As for the future of AI, Fedele sees its true power as not in its ability to generate new content, but in helping us understand the content we already have. He thinks AI will revolutionize medical diagnostics by analyzing vast amounts of medical data to identify subtle patterns that might elude even skilled clinicians.

In Fedele’s own field of coastal and ocean engineering, AI can aid in predicting extreme events like storms, rogue waves, tsunamis and earthquakes.

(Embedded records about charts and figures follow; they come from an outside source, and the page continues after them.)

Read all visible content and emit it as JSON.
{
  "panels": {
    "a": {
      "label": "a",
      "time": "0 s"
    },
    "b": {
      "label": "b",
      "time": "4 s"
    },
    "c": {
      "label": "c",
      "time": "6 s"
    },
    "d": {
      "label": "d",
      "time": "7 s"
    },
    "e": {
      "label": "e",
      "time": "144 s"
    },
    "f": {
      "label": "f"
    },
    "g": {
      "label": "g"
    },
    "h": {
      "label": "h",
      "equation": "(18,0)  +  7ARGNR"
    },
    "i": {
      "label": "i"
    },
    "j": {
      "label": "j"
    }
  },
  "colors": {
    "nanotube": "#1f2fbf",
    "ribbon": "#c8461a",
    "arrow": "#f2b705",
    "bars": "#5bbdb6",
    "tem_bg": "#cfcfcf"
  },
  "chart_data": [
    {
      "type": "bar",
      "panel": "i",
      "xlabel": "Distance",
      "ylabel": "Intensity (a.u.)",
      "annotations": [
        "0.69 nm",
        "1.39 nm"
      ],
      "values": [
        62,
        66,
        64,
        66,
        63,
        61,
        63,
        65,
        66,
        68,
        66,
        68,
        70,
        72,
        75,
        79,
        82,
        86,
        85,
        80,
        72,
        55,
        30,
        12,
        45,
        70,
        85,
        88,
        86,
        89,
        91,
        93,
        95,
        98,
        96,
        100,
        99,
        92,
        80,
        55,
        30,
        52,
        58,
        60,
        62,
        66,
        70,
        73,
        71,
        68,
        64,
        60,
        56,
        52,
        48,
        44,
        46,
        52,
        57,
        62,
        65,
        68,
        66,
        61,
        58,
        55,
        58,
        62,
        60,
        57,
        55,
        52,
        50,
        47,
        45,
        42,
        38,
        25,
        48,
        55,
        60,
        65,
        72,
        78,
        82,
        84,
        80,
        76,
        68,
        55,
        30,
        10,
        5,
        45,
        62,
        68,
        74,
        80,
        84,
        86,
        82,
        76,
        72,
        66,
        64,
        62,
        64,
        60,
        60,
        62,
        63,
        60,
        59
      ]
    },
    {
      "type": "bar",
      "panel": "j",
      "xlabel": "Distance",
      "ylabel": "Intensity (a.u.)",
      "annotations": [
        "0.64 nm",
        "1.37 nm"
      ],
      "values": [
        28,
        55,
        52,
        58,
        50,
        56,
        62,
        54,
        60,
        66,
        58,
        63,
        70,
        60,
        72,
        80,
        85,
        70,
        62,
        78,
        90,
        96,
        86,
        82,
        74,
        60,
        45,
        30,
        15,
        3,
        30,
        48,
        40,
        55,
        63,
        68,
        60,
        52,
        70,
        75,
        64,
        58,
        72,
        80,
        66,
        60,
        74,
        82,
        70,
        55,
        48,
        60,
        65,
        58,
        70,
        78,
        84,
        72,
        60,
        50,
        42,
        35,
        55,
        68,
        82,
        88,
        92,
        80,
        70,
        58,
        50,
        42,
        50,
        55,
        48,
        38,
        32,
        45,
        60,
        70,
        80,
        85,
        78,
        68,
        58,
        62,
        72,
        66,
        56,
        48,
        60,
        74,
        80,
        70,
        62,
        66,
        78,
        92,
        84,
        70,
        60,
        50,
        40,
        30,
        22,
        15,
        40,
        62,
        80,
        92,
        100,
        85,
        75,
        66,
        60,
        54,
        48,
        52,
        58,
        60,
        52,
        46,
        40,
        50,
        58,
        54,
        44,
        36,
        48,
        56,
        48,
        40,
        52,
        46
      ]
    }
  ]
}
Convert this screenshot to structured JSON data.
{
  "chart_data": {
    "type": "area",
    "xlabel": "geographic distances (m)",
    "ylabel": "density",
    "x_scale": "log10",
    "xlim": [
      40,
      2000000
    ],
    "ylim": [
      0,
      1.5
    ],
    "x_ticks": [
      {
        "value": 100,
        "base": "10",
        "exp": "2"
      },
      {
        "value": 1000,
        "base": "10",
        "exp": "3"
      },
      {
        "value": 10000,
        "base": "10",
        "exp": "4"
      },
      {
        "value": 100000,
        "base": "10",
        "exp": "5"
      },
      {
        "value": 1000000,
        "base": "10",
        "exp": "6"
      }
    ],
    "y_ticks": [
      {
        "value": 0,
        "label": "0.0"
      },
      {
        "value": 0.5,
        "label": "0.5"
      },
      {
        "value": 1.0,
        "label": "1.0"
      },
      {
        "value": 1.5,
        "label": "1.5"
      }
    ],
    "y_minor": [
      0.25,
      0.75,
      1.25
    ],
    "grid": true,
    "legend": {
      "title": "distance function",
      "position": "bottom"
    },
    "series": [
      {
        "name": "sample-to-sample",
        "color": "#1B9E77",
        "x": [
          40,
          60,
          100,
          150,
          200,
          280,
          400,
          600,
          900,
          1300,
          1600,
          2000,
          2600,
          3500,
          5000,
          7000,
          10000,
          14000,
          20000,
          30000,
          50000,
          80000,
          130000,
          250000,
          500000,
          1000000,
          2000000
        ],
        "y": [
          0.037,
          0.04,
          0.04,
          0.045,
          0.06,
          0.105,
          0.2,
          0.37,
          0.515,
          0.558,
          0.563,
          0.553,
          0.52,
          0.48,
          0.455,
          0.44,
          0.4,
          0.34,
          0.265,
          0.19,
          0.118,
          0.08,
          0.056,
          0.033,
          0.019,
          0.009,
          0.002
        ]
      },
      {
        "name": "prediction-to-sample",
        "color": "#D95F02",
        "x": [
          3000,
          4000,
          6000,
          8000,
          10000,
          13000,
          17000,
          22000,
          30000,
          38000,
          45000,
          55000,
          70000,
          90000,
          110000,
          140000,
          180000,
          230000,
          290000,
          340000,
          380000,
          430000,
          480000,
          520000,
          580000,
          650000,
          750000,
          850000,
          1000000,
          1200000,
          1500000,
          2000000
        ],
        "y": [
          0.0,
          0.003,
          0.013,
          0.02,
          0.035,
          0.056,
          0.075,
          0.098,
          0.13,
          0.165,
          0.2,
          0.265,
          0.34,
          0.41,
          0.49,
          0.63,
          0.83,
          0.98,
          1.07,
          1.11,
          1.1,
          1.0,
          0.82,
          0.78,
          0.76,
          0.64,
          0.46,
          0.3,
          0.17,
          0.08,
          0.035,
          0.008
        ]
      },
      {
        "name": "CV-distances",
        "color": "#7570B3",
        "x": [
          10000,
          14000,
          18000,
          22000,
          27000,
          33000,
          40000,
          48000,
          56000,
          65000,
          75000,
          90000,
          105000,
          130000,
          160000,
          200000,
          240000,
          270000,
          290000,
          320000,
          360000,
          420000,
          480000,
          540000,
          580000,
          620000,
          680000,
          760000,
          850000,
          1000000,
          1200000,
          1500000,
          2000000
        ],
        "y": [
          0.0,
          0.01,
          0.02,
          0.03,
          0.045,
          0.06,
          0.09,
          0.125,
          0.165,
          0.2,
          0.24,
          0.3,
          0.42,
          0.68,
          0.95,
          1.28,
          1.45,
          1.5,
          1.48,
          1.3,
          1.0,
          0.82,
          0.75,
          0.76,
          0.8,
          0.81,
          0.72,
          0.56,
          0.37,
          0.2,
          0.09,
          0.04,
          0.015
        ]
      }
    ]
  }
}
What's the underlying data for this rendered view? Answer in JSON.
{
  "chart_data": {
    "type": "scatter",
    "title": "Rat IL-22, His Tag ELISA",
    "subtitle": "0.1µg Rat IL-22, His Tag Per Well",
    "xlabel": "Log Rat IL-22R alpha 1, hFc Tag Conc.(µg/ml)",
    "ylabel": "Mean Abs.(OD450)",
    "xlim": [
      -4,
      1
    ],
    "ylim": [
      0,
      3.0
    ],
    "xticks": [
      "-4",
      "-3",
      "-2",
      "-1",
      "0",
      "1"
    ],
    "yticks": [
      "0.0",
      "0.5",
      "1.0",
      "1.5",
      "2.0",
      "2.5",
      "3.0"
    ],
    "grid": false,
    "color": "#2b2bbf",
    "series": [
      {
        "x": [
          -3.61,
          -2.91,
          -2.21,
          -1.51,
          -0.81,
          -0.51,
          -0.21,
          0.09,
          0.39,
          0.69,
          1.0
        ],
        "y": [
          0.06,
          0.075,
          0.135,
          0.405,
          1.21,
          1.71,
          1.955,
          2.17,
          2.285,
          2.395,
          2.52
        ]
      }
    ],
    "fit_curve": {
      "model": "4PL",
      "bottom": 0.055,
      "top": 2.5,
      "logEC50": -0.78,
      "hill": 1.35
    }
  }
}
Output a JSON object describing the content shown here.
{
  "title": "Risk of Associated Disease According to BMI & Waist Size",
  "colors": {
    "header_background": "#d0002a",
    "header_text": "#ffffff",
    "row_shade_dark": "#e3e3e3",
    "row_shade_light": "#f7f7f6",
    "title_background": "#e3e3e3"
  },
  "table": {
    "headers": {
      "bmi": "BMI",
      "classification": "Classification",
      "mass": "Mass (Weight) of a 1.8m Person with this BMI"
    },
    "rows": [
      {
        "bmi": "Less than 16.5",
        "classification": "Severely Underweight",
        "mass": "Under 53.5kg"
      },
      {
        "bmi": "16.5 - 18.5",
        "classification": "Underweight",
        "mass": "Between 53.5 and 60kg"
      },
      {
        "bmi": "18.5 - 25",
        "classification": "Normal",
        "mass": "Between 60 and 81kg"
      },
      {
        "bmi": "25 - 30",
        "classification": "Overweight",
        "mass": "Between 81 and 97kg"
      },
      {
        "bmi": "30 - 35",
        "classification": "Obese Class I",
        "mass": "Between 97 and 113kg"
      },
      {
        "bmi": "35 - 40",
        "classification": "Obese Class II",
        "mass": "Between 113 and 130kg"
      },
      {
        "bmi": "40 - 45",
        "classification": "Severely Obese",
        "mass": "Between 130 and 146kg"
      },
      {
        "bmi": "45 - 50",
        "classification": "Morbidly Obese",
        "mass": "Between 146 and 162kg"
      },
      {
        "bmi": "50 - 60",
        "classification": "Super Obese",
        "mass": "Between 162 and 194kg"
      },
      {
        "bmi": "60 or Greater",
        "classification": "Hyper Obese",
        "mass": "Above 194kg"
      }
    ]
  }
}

To that end, Fedele, with the help of his class TA Kenneth Jenkins, has made his course notes on AI fundamentals available on a GitHub site for others’ use.

The Python codes for use to make art with AI can also be used for research to forecast climate extremes, rogue waves, or to learn features of turbulence,” he said.

Fedele’s rogue wave research has been published internationally and he was invited to the the G7 at their third High Level Meeting on Maritime Security in 2017. His expertise was called upon in solving the 2015 sinking of the El Faro cargo ship during Hurricane Joaquin by the National Transportation Safety Board (NTSB). He asserts that he is using the same AI algorithms he taught students for making art to study the physics of rogue waves.

Fedele has also championed AI on campus during the spring semester. He moderated a public panel discussion called, “Being in the World — Will AI Ever Have a Soul?” that featured MINERVA, an AI agent contributing to the discussion along with panelists from Georgia Tech, Agnes Scott and the Goat Farm.

He, together with his students Kenneth Jenkins and Dennis Frank, also put on Improv AI, a dance performance on Koan Plaza on April 15, where dance teacher Amber Johnson and alumna Bekah Crosby from Dance Contempra improvised choreography to music generated by AI from brain waves. Georgia Tech Aerospace graduate student Daamini Visaalaakshi and Carol Subiño Sullivan, the assistant director of faculty teaching and learning initiatives for the Center for Teaching and Learning (CTL), also performed together with the Dance Contempra dancers.

“We collected the brain waves with an EEG headset and from the signals of the brain waves, they were converted into music,” Fedele explained. The dancers’ choice of movements was “human improv on top of the EEG.”

As always, human creativity is the focus for Fedele.

“It's not AI that rules the creation process, but it's the human that uses AI to create,” he said.